Je peins les visages à la même échelle que le reste du tableau. Architecture d’une maison ou squelette d’un visage, même combat. Il y a donc moins de détails mais l’ossature est toujours présente de sorte qu’on lit le visage et ses expressions, même si les items (yeux, nez, bouche) ne sont pas présents. Quand on croise une personne, nos yeux se portent systématiquement vers le regard, c’est social, on ne peut pas s’en empêcher. En enlevant les détails du visage, je vise à imposer un sens de lecture du tableau qui est celui que je désire et non celui dicté par un réflexe humain.
Vous aimez travailler le corps féminin. Pourquoi retrouve-t-on peu de personnages masculins dans vos œuvres ?
J’aime vraiment le corps des femmes. Vêtu ou nu, il est chargé de sens, de symboles, de codes, d’interdits, de diktats, de messages… C’est fabuleux. La façon dont une femme bouge un bras ou avance un pied est toujours très personnelle mais aussi très sociale, marquée par une époque, une façon de se mouvoir. Je trouve que le corps des femmes accueille avec beaucoup de grâce et d’élégance cette quantité de significations. J’aime jouer avec ça. Le corps féminin est aussi celui que je connais le mieux. Par moi, bien sûr mais également par ma modèle, Chloé, qui est un peu mon double fantasmé. Je projette beaucoup de mes attitudes sur son corps. Sans doute est-ce un peu narcissique aussi. Et je suis beaucoup moins objective quand il s’agit du corps des hommes.

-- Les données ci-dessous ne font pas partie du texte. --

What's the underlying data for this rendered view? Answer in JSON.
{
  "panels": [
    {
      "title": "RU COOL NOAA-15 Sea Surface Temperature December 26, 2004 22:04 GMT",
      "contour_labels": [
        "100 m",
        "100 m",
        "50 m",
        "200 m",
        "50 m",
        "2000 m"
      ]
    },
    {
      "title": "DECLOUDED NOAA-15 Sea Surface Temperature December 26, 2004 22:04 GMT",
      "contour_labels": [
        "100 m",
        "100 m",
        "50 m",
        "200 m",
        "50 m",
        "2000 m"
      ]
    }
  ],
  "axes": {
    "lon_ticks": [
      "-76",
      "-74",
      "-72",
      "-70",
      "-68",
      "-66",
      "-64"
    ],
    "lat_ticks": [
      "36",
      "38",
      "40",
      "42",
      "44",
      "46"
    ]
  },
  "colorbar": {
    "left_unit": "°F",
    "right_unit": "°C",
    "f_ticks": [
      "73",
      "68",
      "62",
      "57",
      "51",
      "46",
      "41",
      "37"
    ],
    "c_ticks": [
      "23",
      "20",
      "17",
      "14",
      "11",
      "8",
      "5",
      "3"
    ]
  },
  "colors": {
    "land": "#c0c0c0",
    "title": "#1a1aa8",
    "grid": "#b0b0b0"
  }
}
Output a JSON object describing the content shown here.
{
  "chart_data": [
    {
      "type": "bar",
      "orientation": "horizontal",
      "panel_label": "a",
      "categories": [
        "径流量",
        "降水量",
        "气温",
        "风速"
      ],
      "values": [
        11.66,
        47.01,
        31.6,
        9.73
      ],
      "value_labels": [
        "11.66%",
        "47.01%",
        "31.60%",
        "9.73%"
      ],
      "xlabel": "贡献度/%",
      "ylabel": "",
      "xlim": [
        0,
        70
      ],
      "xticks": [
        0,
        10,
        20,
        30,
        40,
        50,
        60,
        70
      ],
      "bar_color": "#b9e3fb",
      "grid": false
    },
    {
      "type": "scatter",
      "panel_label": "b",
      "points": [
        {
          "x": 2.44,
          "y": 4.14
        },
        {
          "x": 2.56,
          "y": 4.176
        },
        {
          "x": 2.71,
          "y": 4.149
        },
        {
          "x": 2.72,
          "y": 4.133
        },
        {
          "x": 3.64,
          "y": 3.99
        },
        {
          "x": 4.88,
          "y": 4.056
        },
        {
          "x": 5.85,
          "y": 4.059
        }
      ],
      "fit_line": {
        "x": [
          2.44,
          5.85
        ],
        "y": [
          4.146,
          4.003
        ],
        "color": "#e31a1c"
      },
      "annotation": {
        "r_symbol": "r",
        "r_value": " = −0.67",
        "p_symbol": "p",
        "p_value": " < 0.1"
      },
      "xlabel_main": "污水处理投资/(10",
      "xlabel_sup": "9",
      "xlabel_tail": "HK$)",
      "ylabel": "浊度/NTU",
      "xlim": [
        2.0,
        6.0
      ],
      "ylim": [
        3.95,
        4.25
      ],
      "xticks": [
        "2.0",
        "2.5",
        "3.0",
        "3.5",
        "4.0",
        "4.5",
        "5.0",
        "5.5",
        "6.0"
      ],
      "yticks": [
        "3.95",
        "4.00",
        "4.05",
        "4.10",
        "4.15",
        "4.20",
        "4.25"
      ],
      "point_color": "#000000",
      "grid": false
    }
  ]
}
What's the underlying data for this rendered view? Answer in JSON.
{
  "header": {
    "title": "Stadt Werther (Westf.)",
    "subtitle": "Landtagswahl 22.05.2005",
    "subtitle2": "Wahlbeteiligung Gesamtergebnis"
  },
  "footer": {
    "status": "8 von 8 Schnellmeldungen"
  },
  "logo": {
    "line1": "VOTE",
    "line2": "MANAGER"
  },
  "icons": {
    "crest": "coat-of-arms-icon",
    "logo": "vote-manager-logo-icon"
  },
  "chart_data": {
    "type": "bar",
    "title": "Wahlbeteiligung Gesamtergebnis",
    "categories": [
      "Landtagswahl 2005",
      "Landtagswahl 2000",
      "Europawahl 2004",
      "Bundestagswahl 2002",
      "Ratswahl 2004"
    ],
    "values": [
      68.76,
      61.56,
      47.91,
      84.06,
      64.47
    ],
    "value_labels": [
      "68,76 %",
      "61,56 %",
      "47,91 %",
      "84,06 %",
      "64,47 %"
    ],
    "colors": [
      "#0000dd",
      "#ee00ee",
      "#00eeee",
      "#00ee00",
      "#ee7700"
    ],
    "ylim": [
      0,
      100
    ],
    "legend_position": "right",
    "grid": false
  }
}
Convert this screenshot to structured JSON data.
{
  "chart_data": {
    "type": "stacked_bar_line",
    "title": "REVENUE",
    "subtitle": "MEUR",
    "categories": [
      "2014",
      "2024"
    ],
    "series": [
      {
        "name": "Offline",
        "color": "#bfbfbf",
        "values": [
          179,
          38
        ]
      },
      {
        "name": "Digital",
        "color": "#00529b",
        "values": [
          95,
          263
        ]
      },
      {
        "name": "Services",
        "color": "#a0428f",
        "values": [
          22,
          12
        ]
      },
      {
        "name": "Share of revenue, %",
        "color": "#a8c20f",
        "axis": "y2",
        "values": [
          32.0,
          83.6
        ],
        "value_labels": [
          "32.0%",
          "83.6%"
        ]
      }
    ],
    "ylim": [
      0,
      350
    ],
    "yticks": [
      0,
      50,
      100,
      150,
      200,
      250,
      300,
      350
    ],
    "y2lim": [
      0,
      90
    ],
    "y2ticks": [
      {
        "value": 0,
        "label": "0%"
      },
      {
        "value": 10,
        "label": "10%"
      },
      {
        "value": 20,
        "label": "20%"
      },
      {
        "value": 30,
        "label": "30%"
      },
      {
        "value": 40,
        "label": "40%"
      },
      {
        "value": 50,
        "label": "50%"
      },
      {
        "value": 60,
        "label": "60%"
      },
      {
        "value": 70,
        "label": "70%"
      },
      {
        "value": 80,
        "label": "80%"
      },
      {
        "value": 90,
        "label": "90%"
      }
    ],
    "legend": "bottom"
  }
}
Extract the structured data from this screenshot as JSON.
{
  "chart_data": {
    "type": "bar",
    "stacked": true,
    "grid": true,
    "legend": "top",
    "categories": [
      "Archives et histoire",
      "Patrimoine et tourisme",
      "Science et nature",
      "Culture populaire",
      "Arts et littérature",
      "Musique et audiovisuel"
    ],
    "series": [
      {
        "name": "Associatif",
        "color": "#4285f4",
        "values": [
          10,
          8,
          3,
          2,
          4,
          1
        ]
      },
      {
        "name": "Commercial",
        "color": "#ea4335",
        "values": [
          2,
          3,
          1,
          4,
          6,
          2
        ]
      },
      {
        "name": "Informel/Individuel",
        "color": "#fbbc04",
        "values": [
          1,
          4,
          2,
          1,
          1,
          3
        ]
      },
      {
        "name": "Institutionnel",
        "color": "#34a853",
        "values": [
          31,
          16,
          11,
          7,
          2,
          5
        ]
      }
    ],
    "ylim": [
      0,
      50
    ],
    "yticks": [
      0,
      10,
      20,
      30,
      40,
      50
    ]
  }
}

Vos œuvres sont chargées de sensibilité. Comment faites-vous pour créer ces sensations ?
Je crois que si vous trouvez mes œuvres sensibles c’est que vous partagez ma sensibilité. Je ne sais pas comment je fais, si ce n’est que je m’applique à cacher le travail pour qu’on accède facilement au sens, au sensible.
Sur quoi travaillez-vous en ce moment ? Qu’est-ce qui vous inspire à l’heure actuelle ?
Je finis une série sur l’été, qui aurait du être exposée à la fin du mois. Dans cette série, je suis à la recherche de ce qui provoque cette sensation si douce et enveloppante de l’été. Le soleil qui crame la roche, l’éclat de rire dans les vagues, le sable chaud dans les doigts de pieds, un rayon de soleil qui traverse un chemisier. Quelles sont les couleurs qui provoquent ces sensations ? C’est un projet d’exposition mais avant tout une recherche très abstraite.
Avez-vous des envies particulières, des projets pour le futur ?
Je rêve d’abstraction. C’est un processus qui est extrêmement lent et j’ai la sensation très forte qu’il faut une maîtrise absolue de la figuration pour y tendre.